Caching (e.g. branch target caching), parallel load units (part of pipelining, but also things like "hit under miss" which don't stall the pipeline), and out-of-order execution are likely to help transform a load
-load
-branch
into something that is closer to a fixed branch
. Instruction folding/elimination (what's the proper term for this?) in the decode or branch prediction stage of the pipeline may also contribute.
All of this relies on a lot of different things, though: how many different branch targets there are (e.g. how many different virtual overloads are you likely to trigger), how many things you loop over (is the branch target cache "warm"? how about the icache/dcache?), how the virtual tables or indirection tables are layed out in memory (are they cache-friendly, or is each new vtable load possibly evicting an old vtable?), is the cache being invalidated repeatedly due to multicore ping-ponging, etc...
(Disclaimer: I'm definitely not an expert here, and a lot of my knowledge comes from studying in-order embedded processors, so some of this is extrapolation. If you have corrections, feel free to comment!)
The correct way to determine if it's going to be a problem for a specific program is of course to profile. If you can, do so with the help of hardware counters -- they can tell you a lot about what's going on in the various stages of the pipeline.
Edit:
As Hans Passant points out in an above comment http://stackoverflow.com/questions/3487937/modern-cpu-inner-loop-indirection-optimizations/3487962#3487962, the key to getting these two things to take the same amount of time is the ability to effectively "retire" more than one instruction per cycle. Instruction elimination can help with this, but superscalar design is probably more important (hit under miss is a very small and specific example, fully redundant load units might be a better one).
Let's take an ideal situation, and assume a direct branch is just one instruction:
branch dest
...and an indirect branch is three (maybe you can get it in two, but it's greater than one):
load vtable from this
load dest from vtable
branch dest
Let's assume an absolutely perfect situation: *this and the entire vtable are in L1 cache, L1 cache is fast enough to support amortized one cycle per instruction cost for the two loads. (You can even assume the processor reordered the loads and intermixed them with earlier instructions to allow time for them to complete before the branch; it doesn't matter for this example.) Also assume the branch target cache is hot, and there's no pipeline flush cost for the branch, and the branch instruction comes down to a single cycle (amortized).

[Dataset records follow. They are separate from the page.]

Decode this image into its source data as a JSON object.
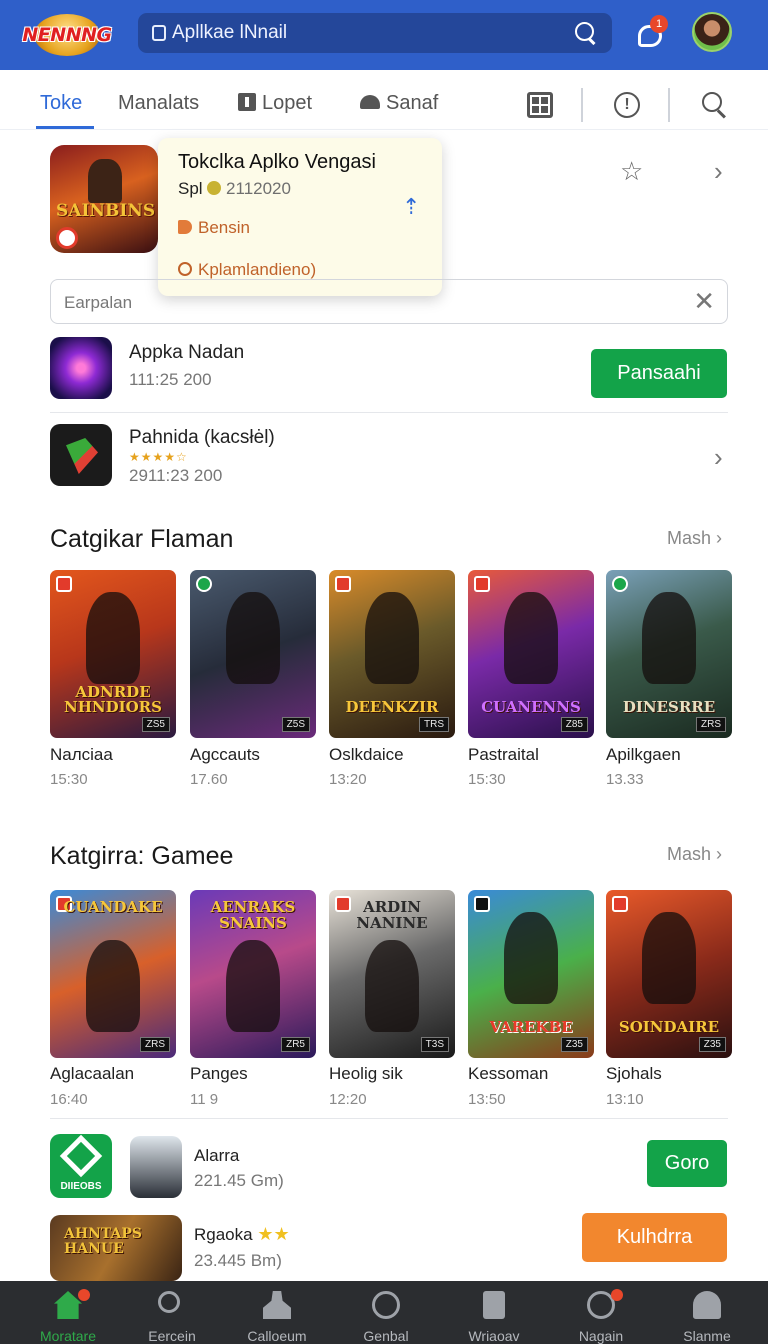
{
  "header": {
    "logo_text": "NENNNG",
    "search_text": "Apllkae lNnail",
    "search_prefix": "Ꮷ",
    "notification_count": "1"
  },
  "tabs": {
    "items": [
      {
        "label": "Toke"
      },
      {
        "label": "Manalats"
      },
      {
        "label": "Lopet"
      },
      {
        "label": "Sanaf"
      }
    ],
    "active_index": 0
  },
  "featured": {
    "thumb_text": "SAINBINS",
    "popup": {
      "title": "Tokclka Aplko Vengasi",
      "subtitle_label": "Spl",
      "subtitle_value": "2112020",
      "item1": "Bensin",
      "item2": "Kplamlandieno)"
    }
  },
  "filter": {
    "placeholder": "Earpalan"
  },
  "apps": [
    {
      "name": "Appka Nadan",
      "meta": "111:25 200",
      "button": "Pansaahi"
    },
    {
      "name": "Pahnida (kacsłėl)",
      "meta": "2911:23 200",
      "stars": "★★★★☆"
    }
  ],
  "section1": {
    "title": "Catgikar Flaman",
    "more": "Mash",
    "cards": [
      {
        "label": "Naлciaa",
        "time": "15:30",
        "art": "ADNRDE NHNDIORS",
        "tag": "ZS5"
      },
      {
        "label": "Agccauts",
        "time": "17.60",
        "art": "",
        "tag": "Z5S"
      },
      {
        "label": "Oslkdaice",
        "time": "13:20",
        "art": "DEENKZIR",
        "tag": "TRS"
      },
      {
        "label": "Pastraital",
        "time": "15:30",
        "art": "CUANENNS",
        "tag": "Z85"
      },
      {
        "label": "Apilkgaen",
        "time": "13.33",
        "art": "DINESRRE",
        "tag": "ZRS"
      }
    ]
  },
  "section2": {
    "title": "Katgirra: Gamee",
    "more": "Mash",
    "cards": [
      {
        "label": "Aglacaalan",
        "time": "16:40",
        "art": "CUANDAKE",
        "tag": "ZRS"
      },
      {
        "label": "Panges",
        "time": "11 9",
        "art": "AENRAKS SNAINS",
        "tag": "ZR5"
      },
      {
        "label": "Heolig sik",
        "time": "12:20",
        "art": "ARDIN NANINE",
        "tag": "T3S"
      },
      {
        "label": "Kessoman",
        "time": "13:50",
        "art": "VAREKBE",
        "tag": "Z35"
      },
      {
        "label": "Sjohals",
        "time": "13:10",
        "art": "SOINDAIRE",
        "tag": "Z35"
      }
    ]
  },
  "bottom_apps": [
    {
      "name": "Alarra",
      "meta": "221.45 Gm)",
      "button": "Goro",
      "icon_text": "DIIEOBS"
    },
    {
      "name": "Rgaoka",
      "meta": "23.445 Bm)",
      "button": "Kulhdrra",
      "icon_text": "AHNTAPS HANUE",
      "stars": "★★"
    }
  ],
  "bottom_nav": [
    {
      "label": "Moratare",
      "icon": "home-icon"
    },
    {
      "label": "Eercein",
      "icon": "search-icon"
    },
    {
      "label": "Calloeum",
      "icon": "person-icon"
    },
    {
      "label": "Genbal",
      "icon": "smile-icon"
    },
    {
      "label": "Wriaoav",
      "icon": "book-icon"
    },
    {
      "label": "Nagain",
      "icon": "ring-icon"
    },
    {
      "label": "Slanme",
      "icon": "user-icon"
    }
  ],
  "colors": {
    "brand_blue": "#2f5fc9",
    "accent_blue": "#2f6ad8",
    "button_green": "#13a349",
    "button_orange": "#f2872e",
    "nav_bg": "#2b2d30"
  }
}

The theoretical minimum time for the first example is therefore 1 cycle (amortized).
The theoretical minimum for the second example, absent instruction elimination or redundant functional units or something that will allow retiring more than one instruction per cycle, is 3 cycles (there are 3 instructions)!
The indirect load will always be slower, because there are more instructions, until you reach into something like superscalar design that allows retiring more than one instruction per cycle.

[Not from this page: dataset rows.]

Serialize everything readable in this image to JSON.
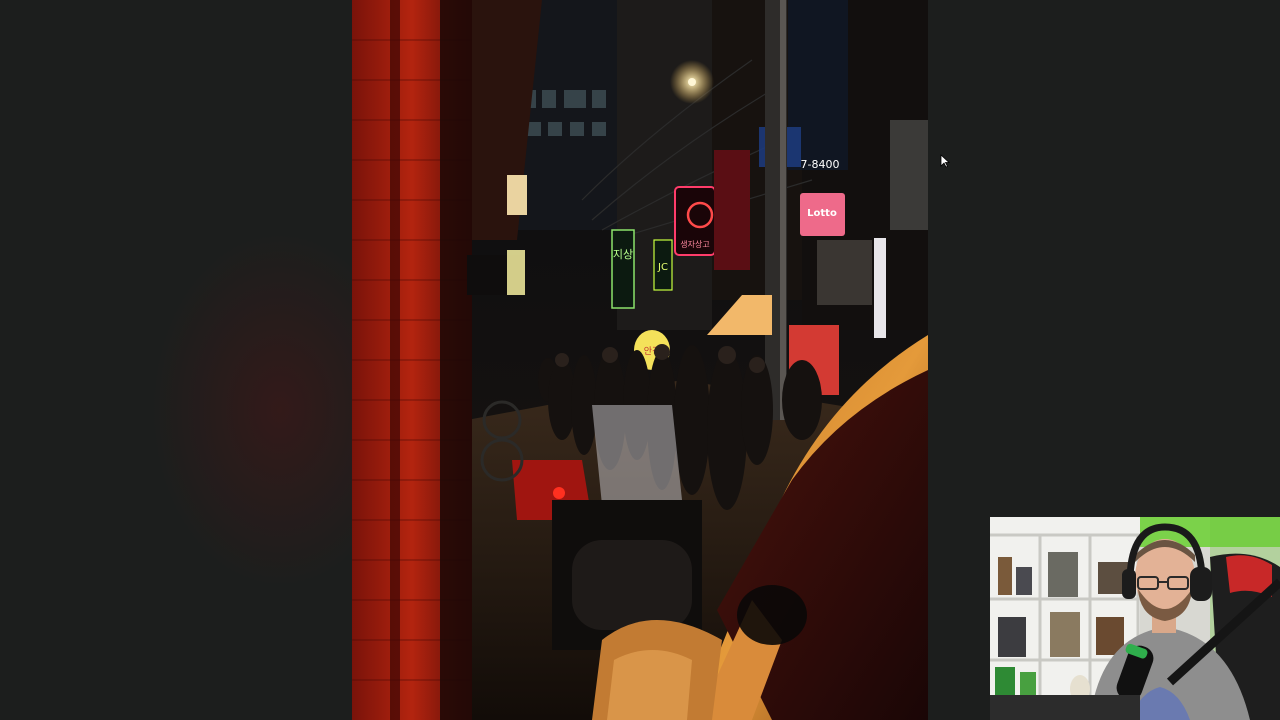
{
  "viewer": {
    "background_color": "#1c1e1d",
    "photo_description_icon": "photo-street-night"
  },
  "photo": {
    "signs": {
      "lotto": "Lotto",
      "korean_vertical_green": "지상",
      "round_yellow": "안경",
      "phone_number": "7-8400",
      "neon_red_caption": "생자상고"
    }
  },
  "webcam": {
    "icon": "webcam-person"
  },
  "cursor": {
    "icon": "mouse-pointer-icon"
  }
}
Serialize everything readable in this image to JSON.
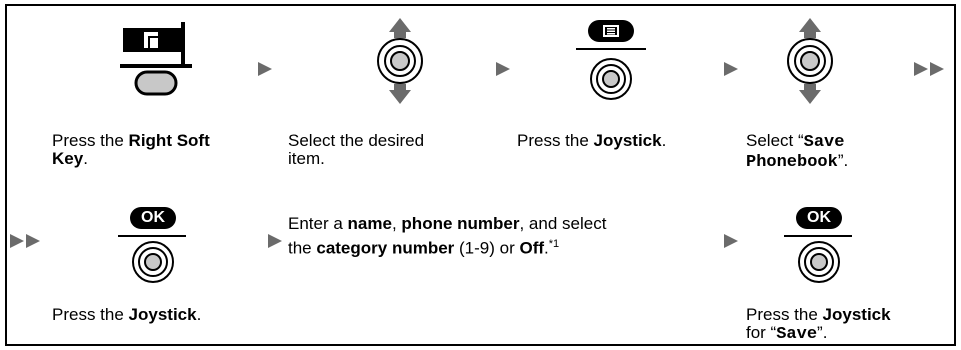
{
  "steps": {
    "s1": {
      "pre": "Press the ",
      "b1": "Right Soft",
      "b2": "Key",
      "post": "."
    },
    "s2": {
      "l1": "Select the desired",
      "l2": "item."
    },
    "s3": {
      "pre": "Press the ",
      "b": "Joystick",
      "post": "."
    },
    "s4": {
      "pre": "Select “",
      "m1": "Save",
      "m2": "Phonebook",
      "post": "”."
    },
    "s5": {
      "pre": "Press the ",
      "b": "Joystick",
      "post": "."
    },
    "s6": {
      "l1_pre": "Enter a ",
      "l1_b1": "name",
      "l1_mid": ", ",
      "l1_b2": "phone number",
      "l1_post": ", and select",
      "l2_pre": "the ",
      "l2_b1": "category number",
      "l2_mid": " (1-9) or ",
      "l2_b2": "Off",
      "l2_post": ".",
      "sup": "*1"
    },
    "s7": {
      "pre": "Press the ",
      "b": "Joystick",
      "l2_pre": "for “",
      "m": "Save",
      "l2_post": "”."
    }
  },
  "buttons": {
    "ok1": "OK",
    "ok2": "OK"
  },
  "icons": [
    "soft-key-icon",
    "joystick-up-down-icon",
    "menu-button-icon",
    "joystick-press-icon",
    "arrow-right-icon",
    "double-arrow-right-icon",
    "ok-button-icon"
  ]
}
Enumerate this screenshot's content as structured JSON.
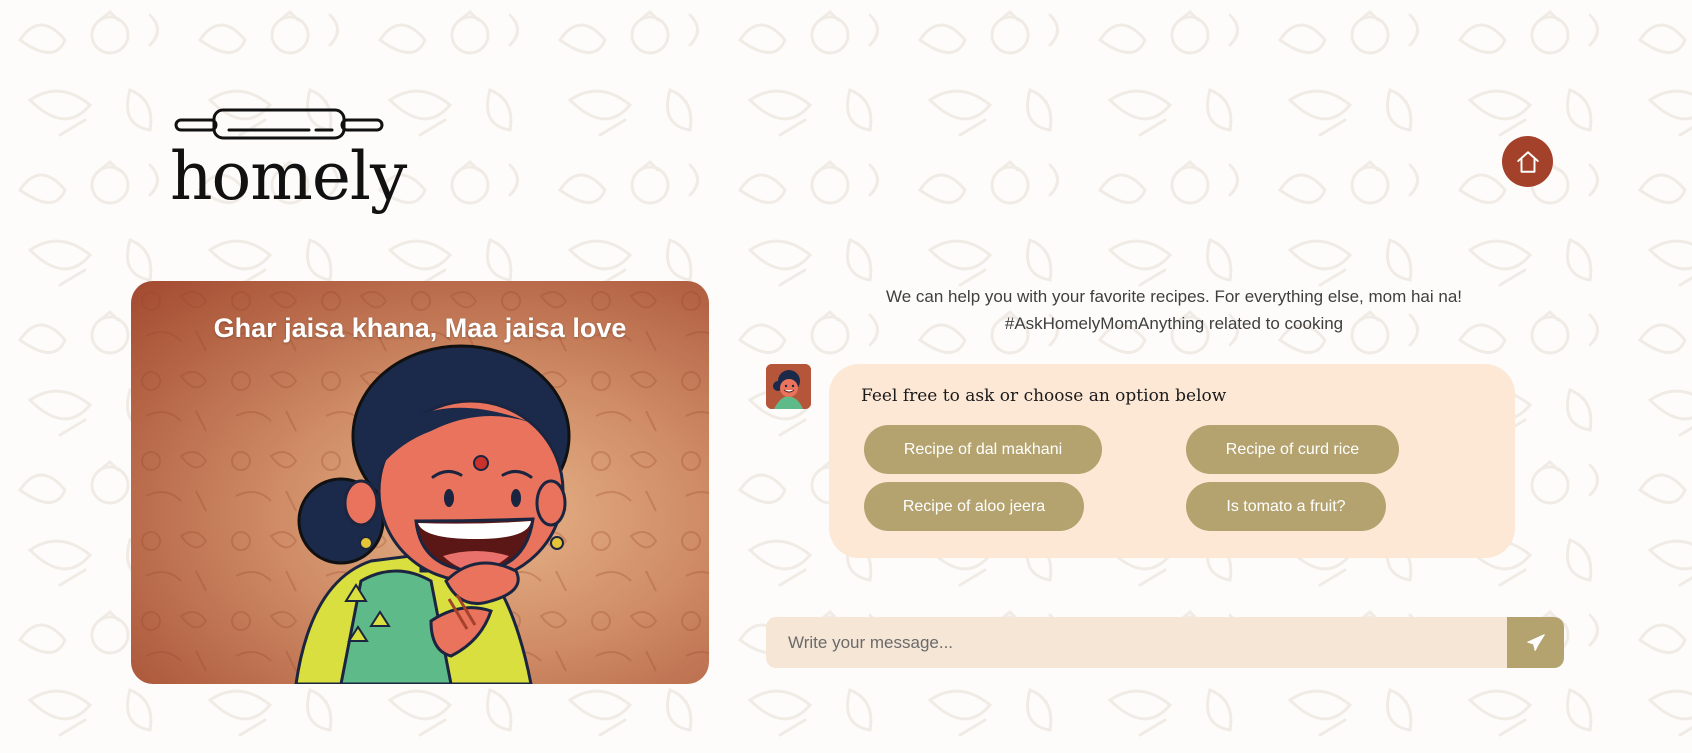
{
  "brand": {
    "name": "homely",
    "logo_icon": "rolling-pin-icon"
  },
  "header": {
    "home_icon": "home-icon",
    "home_color": "#a3412b"
  },
  "hero": {
    "title": "Ghar jaisa khana, Maa jaisa love",
    "art": "mom-illustration"
  },
  "chat": {
    "intro": "We can help you with your favorite recipes. For everything else, mom hai na! #AskHomelyMomAnything related to cooking",
    "prompt": "Feel free to ask or choose an option below",
    "options": [
      {
        "label": "Recipe of dal makhani"
      },
      {
        "label": "Recipe of curd rice"
      },
      {
        "label": "Recipe of aloo jeera"
      },
      {
        "label": "Is tomato a fruit?"
      }
    ],
    "input": {
      "placeholder": "Write your message...",
      "value": ""
    },
    "send_icon": "paper-plane-icon"
  },
  "colors": {
    "accent": "#a3412b",
    "option_bg": "#b4a36f",
    "bubble_bg": "#fde8d6",
    "input_bg": "#f5e6d6"
  }
}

Once you have this, the minimum for both examples becomes something between 0 and 1 cycles, again, provided everything else is ideal. Arguably you have to have more ideal circumstances for the second example to actually reach that theoretical minimum than for the first example, but it's now possible.
In some of the cases you'd care about, you're probably not going to reach that minimum for either example. Either the branch target cache will be cold, or the vtable won't be in the data cache, or the machine won't be capable of reordering the instructions to take full advantage of the redundant functional units.

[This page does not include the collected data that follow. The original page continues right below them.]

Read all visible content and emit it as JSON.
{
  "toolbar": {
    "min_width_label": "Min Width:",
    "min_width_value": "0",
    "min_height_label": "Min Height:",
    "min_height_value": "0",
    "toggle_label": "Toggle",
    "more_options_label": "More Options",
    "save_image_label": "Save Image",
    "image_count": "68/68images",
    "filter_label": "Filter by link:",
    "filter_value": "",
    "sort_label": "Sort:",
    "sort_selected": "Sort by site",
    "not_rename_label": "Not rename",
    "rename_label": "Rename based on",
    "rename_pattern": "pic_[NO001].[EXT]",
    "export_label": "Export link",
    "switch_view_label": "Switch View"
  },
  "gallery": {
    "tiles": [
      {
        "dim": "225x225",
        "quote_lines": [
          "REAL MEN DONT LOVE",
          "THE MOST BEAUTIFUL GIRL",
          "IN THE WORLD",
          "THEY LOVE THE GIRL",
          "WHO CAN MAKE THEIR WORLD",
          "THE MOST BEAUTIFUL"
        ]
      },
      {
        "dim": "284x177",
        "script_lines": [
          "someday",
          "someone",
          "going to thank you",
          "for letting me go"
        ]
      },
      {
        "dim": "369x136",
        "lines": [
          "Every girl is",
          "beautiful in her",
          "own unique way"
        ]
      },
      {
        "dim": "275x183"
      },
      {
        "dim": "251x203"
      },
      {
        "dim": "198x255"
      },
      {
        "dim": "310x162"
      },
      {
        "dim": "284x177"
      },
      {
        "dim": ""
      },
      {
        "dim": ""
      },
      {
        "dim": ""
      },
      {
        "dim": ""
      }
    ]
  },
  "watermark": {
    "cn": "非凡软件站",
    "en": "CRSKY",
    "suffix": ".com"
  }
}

...this is where profiling comes in, which is generally a good idea anyway.
You can just espouse a slight paranoia about virtuals in the first place. See Noel Llopis's article on data oriented design, the excellent Pitfalls of Object-Oriented Programming slides, and Mike Acton's grumpy-yet-educational presentations. Now you've suddenly moved into patterns that the CPU is already likely to be happy with, if you're processing a lot of data.
High level language features like virtual are usually a tradeoff between expressiveness and control. I honestly think, though, by just increasing your awareness of what virtual is actually doing (don't be afraid to read the disassembly view from time to time, and definitely peek at your CPU's architecture manuals), you'll tend to use it when it makes sense and not when it doesn't, and a profiler can cover the rest if needed.
One-size-fits-all statements about "don't use virtual" or "virtual use is unlikely to make a measurable difference" make me grouchy. The reality is usually more complicated, and either you're going to be in a situation where you care enough to profile or avoid it, or you're in that other 95% where it's probably not worth caring except for the possible educational content.